È dalla consapevolezza di quanto radicato e pervasivo possa essere questo elemento che muove Francesco Filippi, storico della mentalità e presidente dell’Associazione di Promozione Sociale Deina che organizza viaggi della memoria e percorsi formativi nelle scuole, nel suo Mussolini ha fatto anche cose buone (Bollati Boringhieri, pp.132, euro 12). In quella che si presenta come una sorta di guida, a tratti giustamente ironica ma rigorosissima nella sostanza, tesa a smascherare le molte «idiozie che continuano a circolare sul fascismo», Filippi passa in rassegna quelli che lungi dall’apparire come innocenti luoghi comuni, hanno contribuito in realtà a sedimentare presso una fetta non secondaria dell’opinione pubblica del nostro paese una visione che quando non si tinge dei colori della nostalgia appare consolatoria o autoassolutoria.

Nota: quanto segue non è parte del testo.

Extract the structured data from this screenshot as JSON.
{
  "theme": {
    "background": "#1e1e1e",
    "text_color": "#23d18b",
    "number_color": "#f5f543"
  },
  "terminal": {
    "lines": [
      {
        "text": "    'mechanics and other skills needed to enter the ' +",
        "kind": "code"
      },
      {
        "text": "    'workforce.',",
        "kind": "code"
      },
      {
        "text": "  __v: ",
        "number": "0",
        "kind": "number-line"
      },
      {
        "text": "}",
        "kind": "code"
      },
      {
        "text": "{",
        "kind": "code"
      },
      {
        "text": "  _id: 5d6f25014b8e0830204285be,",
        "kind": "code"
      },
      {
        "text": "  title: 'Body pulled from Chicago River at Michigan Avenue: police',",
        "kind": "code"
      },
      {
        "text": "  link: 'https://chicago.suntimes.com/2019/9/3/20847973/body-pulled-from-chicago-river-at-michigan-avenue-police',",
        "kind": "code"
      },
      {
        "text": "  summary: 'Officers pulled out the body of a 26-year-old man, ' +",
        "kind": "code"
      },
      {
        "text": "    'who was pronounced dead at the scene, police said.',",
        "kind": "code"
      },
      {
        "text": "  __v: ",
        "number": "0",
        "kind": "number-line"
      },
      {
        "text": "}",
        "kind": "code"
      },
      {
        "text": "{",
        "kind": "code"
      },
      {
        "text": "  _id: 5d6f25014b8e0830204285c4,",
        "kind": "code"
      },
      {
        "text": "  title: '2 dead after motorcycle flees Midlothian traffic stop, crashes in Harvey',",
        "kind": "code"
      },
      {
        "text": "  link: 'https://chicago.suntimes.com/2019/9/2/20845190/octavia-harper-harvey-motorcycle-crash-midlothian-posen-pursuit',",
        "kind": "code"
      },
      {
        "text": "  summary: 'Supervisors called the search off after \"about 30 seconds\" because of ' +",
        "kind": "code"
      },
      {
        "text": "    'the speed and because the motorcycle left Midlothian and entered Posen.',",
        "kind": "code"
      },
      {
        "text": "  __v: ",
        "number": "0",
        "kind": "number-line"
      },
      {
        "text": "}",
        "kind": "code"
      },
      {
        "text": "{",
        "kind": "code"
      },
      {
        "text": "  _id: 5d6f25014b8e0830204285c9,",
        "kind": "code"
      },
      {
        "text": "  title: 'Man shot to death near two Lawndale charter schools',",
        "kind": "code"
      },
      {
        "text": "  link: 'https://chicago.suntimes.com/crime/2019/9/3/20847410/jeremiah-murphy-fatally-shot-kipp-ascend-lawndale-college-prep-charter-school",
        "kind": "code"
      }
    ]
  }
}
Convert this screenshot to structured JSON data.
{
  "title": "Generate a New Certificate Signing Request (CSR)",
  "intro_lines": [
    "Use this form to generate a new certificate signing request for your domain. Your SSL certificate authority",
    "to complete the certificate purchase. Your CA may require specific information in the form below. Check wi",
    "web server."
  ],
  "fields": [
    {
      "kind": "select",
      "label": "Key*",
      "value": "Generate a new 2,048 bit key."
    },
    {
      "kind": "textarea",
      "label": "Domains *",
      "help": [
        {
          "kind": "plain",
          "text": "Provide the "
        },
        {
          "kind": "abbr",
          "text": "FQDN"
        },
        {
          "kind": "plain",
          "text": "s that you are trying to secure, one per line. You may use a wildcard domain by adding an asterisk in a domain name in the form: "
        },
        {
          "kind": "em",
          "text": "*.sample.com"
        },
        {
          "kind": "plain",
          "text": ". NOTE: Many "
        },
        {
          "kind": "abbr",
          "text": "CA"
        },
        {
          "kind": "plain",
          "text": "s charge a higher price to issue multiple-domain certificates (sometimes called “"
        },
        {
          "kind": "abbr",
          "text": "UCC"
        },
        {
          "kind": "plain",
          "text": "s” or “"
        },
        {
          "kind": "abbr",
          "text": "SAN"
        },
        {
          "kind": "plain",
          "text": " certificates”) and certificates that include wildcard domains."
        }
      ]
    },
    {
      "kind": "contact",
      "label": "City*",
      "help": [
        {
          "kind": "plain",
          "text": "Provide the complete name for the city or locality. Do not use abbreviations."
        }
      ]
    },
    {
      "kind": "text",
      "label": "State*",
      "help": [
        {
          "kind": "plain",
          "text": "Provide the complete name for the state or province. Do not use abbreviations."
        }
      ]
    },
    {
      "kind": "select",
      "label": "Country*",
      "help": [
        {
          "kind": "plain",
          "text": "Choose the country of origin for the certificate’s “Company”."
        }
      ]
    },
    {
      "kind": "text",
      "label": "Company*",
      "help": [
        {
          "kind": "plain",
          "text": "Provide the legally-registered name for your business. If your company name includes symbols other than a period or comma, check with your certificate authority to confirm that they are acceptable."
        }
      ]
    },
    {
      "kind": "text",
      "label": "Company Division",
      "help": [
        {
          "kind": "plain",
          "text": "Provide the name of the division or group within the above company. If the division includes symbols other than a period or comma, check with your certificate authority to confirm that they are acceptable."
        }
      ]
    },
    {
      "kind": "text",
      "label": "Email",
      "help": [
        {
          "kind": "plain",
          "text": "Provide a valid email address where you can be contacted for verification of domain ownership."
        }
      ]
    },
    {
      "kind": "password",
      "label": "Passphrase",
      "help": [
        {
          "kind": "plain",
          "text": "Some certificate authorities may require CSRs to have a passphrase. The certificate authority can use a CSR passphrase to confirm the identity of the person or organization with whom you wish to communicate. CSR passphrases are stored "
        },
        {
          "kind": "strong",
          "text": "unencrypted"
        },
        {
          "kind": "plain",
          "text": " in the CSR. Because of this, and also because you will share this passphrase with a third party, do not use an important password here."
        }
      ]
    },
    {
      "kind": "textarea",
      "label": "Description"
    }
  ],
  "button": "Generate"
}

Dal presunto «primato morale» di un condottiero dalle mani pulite, passando per il ruolo di edificatore dello stato sociale totalitario, «economista» e «costruttore», capace di guidare in prima persona la campagne di bonifica delle paludi, fino allo «statista» e al capo militare «umanitario» e perfino al politico che avrebbe offerto alle donne «un nuovo ruolo nel paese», la figura di Benito Mussolini è passata al vaglio della ricerca storica e delle fonti d’archivio per essere infine ricondotta alla sua dimensione reale, ripulita dal belletto della propaganda di regime, dalle omissioni e i travisamenti operati dalla censura dell’epoca come delle falsificazioni interessate del dopoguerra. Come il Ventennio e il suo epilogo repubblichino, l’immagine del duce appare perciò finalmente nitida in quel misto di ferocia e miserabilità che scandì, dall’ascesa alla caduta, la stessa terribile epopea del fascismo.
Sintetizzando in un testo agile, e di facile e piacevole consultazione, il ricco lavoro storiografico che ha già demolito da tempo le ricostruzioni di comodo sulla presunta «positività» di taluni aspetti dell’esperienza fascista e della guida di Mussolini, il volume di Filippi coglie però anche un’urgenza frutto del contesto attuale.
Trasformare la vicenda storica del fascismo in una sorta di «fiaba», quasi «un racconto mitico di felicità perduta» non attiene più soltanto alle mire della destra neofascista, e dei suoi eredi politici, desiderosi di nuova legittimità, quanto piuttosto al desiderio diffuso degli italiani «brava gente» di assolversi quanto al passato per meglio illudersi quanto al presente. «Pensare a un ipotetico passato positivo lascia una speranza nell’animo di chi è scontento del proprio presente. – spiega non a caso Filippi – In un momento di velocità e valori fluidi, avere un posto sicuro e tranquillo in cui rifugiarsi è rinfrancante, anche se questo posto è una memoria falsa. Costruire balle sul passato serve anche, nel caso di Mussolini, a mettere in piedi un racconto dell’oggi efficace e semplice, una prospettiva a cui tendere».
Più che il ritorno del duce – come suggeriva ironicamente il film Sono tornato -, d’attualità nel nostro paese sembra essere la ricerca dell’«uomo forte», del leader carismatico cui affidarsi per lenire le proprie paure o dar corpo al proprio rancore. In questo senso, «la base di un possibile futuro totalitario passa anche dalla riabilitazione del passato totalitario». Da qui la necessità di fare i conti una volta per tutte con le bugie sul fascismo «buono».